BY DINA AWERBUCH
As part of a multi-year commitment to studying National Human Rights Institutions (NHRIs), Harvard Law School’s Human Rights Program invited Morten Kjaerum, Executive Director of the Danish Institute for Human Rights, to speak at the law school last Friday. The Director of the Human Rights Program, Professor Ryan Goodman, gave a brief background to NHRIs. Kjaerum – who is also Special Coordinator of the Committee on the Elimination of Racial Discrimination and served as President of the International Coordination Committee (ICC) for NHRIs – discussed the relatively recent emergence of NHRIs, their proper role in international human rights mechanisms and domestic implementation, and their efficacy.
NHRIs are independent government bodies headed by multiple commissioners and tasked with the protection and promotion of human rights. In the roughly eighty to one hundred countries that currently have them, NHRIs engage in a variety of activities, including auditing legislation and setting standards for domestic implementation of human rights laws. The bodies are guided by the Paris Principles, drafted in 1991 and adopted by the U.N. General Assembly in 1993. These Principles clarify mandates and secure the independence of NHRIs.
Kjaerum began by emphasizing two major developments that have occurred in the past twenty years: a dramatic domestication of human rights, and increased interaction between human rights law at the international level and implementation at the domestic level. Together, Kjaerum said, these two elements have established a completely new human rights agenda, which has been illustrated through the interaction between NHRIs and existing human rights mechanisms.
The agenda change began with the collapse of the Soviet Union. Democratization in Eastern European countries in the early 1990s prompted national self-reflection in many countries, raising the question of how to incorporate the provisions of human rights conventions into domestic processes. Kjaerum mentioned the end of apartheid in South Africa as an example of the kind of obstacles newly democratic states faced. In 1994, with thousands of white lawyers who had been raised and trained under apartheid, how could South Africa best create a culture of human rights?
After the Paris Principles were adopted, in 1996 NHRIs were given permission to address the U.N. Commission on Human Rights about national mechanisms. However, the NHRIs faced the dilemma of having to choose between government seats or non-government seats before the Commission. In 1998, the Commission granted permission to NHRIs to have their own seats and identify themselves as independent institutions. NHRIs continued to campaign for greater involvement and influence over international mechanisms, until in 2005 the Commission drafted a resolution for the chair to develop mandates for NHRIs to participate in all aspects of international mechanisms. The NHRIs lost some ground, however, when later that year the Commission was dismantled and replaced by the Human Rights Council.

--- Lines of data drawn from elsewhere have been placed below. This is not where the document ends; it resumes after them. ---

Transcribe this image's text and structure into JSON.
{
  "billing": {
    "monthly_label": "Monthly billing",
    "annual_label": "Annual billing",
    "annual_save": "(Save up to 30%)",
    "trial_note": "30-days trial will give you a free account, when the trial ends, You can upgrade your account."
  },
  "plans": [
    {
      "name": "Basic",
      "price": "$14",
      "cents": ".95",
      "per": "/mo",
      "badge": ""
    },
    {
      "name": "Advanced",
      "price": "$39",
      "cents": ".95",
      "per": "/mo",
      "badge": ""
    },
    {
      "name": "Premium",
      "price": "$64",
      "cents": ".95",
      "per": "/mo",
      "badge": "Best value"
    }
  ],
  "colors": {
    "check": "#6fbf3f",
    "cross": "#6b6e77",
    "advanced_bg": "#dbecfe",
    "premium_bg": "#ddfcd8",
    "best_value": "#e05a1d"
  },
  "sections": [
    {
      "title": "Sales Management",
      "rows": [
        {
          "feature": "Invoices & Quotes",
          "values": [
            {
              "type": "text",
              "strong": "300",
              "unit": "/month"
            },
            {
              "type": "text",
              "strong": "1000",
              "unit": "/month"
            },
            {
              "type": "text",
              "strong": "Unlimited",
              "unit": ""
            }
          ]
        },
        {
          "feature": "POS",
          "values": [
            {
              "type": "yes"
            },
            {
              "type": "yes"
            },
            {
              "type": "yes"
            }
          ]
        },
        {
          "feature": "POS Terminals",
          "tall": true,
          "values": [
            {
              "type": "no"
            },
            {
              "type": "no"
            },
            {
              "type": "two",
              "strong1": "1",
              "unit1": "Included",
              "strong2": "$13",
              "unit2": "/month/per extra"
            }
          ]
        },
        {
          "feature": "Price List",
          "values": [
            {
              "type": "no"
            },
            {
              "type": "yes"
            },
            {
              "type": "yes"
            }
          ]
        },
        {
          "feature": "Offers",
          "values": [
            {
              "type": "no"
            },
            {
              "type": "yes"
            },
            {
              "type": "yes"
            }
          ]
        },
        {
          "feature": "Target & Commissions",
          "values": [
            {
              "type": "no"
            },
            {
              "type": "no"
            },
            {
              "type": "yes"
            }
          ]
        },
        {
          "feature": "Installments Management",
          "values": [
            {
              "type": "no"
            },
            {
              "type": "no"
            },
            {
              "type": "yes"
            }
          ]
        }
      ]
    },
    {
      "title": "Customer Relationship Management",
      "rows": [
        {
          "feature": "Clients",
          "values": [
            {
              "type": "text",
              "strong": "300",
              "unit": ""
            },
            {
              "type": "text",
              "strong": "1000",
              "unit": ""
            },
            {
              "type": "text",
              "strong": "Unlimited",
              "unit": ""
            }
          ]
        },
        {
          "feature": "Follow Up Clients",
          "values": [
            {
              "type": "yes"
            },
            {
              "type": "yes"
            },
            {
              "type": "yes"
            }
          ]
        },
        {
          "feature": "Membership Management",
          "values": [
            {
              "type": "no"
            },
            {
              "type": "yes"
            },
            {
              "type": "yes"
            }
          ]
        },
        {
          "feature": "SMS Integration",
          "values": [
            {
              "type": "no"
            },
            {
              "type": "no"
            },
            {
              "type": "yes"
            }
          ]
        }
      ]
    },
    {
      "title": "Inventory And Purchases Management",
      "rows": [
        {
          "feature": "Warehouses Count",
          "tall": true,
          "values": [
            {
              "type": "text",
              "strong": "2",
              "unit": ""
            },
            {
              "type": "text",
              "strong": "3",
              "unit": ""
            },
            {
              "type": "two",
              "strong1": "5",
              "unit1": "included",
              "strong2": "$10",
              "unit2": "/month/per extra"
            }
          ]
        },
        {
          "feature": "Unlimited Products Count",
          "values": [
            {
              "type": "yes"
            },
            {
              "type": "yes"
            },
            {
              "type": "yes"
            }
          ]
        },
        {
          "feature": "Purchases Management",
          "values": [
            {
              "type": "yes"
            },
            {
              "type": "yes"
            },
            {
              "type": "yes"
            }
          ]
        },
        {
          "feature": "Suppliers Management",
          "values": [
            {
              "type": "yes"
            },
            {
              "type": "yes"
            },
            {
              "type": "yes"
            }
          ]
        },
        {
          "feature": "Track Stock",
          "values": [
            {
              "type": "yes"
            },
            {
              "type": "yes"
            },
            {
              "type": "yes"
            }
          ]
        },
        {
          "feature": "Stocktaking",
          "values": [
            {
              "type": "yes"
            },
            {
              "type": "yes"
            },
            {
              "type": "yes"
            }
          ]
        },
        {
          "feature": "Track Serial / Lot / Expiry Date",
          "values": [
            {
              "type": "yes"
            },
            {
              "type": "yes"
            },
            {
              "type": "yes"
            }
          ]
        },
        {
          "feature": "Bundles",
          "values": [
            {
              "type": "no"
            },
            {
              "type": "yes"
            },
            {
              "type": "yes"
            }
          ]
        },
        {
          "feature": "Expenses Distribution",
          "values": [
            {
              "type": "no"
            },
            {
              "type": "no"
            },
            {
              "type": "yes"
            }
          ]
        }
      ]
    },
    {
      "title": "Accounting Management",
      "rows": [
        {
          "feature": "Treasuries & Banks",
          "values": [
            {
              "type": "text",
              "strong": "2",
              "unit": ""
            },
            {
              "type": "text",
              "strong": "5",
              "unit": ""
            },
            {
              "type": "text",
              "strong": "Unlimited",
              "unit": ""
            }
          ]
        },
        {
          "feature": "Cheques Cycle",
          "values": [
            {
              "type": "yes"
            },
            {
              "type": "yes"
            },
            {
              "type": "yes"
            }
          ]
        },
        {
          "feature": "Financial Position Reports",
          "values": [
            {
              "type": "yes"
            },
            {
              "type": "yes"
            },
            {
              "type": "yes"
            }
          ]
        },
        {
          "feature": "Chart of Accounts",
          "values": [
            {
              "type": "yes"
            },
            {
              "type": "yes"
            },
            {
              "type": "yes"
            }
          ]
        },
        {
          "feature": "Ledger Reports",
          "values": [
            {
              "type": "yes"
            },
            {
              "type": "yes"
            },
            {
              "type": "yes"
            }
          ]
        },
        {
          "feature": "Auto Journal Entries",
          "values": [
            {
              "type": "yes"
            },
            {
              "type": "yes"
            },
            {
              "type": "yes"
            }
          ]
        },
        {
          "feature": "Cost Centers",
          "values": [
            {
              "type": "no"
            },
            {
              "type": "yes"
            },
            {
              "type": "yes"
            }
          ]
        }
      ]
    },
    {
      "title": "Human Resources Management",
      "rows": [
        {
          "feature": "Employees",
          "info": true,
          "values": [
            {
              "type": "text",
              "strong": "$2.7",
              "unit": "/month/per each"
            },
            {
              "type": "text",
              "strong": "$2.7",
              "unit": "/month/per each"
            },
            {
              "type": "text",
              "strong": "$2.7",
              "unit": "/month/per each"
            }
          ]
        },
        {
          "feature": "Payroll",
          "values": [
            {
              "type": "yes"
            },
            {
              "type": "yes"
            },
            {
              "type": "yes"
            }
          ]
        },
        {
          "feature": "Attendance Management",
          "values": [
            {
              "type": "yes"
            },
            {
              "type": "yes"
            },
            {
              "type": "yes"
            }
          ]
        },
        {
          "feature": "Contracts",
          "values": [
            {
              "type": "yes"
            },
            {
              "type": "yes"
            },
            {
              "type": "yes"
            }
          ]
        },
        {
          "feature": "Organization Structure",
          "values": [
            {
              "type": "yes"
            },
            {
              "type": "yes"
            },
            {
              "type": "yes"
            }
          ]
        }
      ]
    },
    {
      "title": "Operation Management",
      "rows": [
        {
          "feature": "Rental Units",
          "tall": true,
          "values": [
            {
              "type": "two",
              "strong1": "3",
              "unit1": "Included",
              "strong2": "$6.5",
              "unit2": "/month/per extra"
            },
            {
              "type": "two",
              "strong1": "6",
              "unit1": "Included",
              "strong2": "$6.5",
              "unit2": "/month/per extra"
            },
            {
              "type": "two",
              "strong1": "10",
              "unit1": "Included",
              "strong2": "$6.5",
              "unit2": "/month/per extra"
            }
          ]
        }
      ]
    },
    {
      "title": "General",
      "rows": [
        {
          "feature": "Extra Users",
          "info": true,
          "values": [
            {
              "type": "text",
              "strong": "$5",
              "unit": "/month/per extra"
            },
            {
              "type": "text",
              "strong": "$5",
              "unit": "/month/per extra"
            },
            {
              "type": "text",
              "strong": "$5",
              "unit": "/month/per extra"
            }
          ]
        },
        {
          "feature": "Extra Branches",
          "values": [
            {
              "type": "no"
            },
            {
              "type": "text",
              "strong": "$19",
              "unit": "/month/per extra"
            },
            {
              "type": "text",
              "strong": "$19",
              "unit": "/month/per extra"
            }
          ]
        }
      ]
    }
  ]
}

NHRIs continued to evolve, developing a unique accreditation system through the International Coordinating Committee of National Institutes for the Promotion and Protection of Human Rights (ICC), that allowed them to de-accredit institutions that do not perform well (a power that Kjaerum said was mostly used as a threat to heads of states). NHRIs developed a network to exercise formal and informal control mechanisms.
Last year, these developments were brought forward to the new Human Rights Council and negotiations began on the role that NHRIs should play. On June 18, 2007, the Council adopted a resolution on institution building that established a new complaint procedure.
Kjaerum said that NHRIs were satisfied with the resolution, as it allows for active participation of NHRIs, including nominating individuals to special procedures and other bodies. According to Kjaerum, this puts the institutions on much firmer ground.
The resolution also gave NHRIs a role in the new Universal Periodic Review mechanism that the Council established. Kjaerum said that NHRIs will be active partners in the process, with their special understanding of concerns on the ground. The NHRIs can both evaluate governmental reports, and expose biased procedures in the Human Rights Council.
NHRIs can also be focal points for assisting governments and applying pressure in the implementation of recommendations. Thus, the NHRIs serve as a link between the Council and the domestic process. Kjaerum noted that from his experience when he began serving on the Committee on the Elimination of Racial Discrimination in 2002, he learned that treaty bodies at the time gave very broad and vague recommendations.
Now, recommendations have become much more detailed, and NHRI participation in a treaty body’s examination can help create a sense of ownership of the recommendations. Kjaerum clarified, however, that while in some countries the NHRI is perceived as the appropriate body to perform reporting duties, in fact the proper role for an NHRI is only to provide supplementary information.
Kjaerum concluded by asking whether the NHRIs actually have any impact. He acknowledged that indicators on human rights development are very weak, and NHRIs still have to learn what interventions work.
However, “something has really worked globally,” Kjaerum said. “You have to ask yourself: would I rather live here today than 20 years ago?” Kjaerum said that while there are some exceptions, in most places you would answer “yes.” While there is still a lot of work, Kjaerum said that domestication of human rights has a new forceful agenda that will move us forward even more.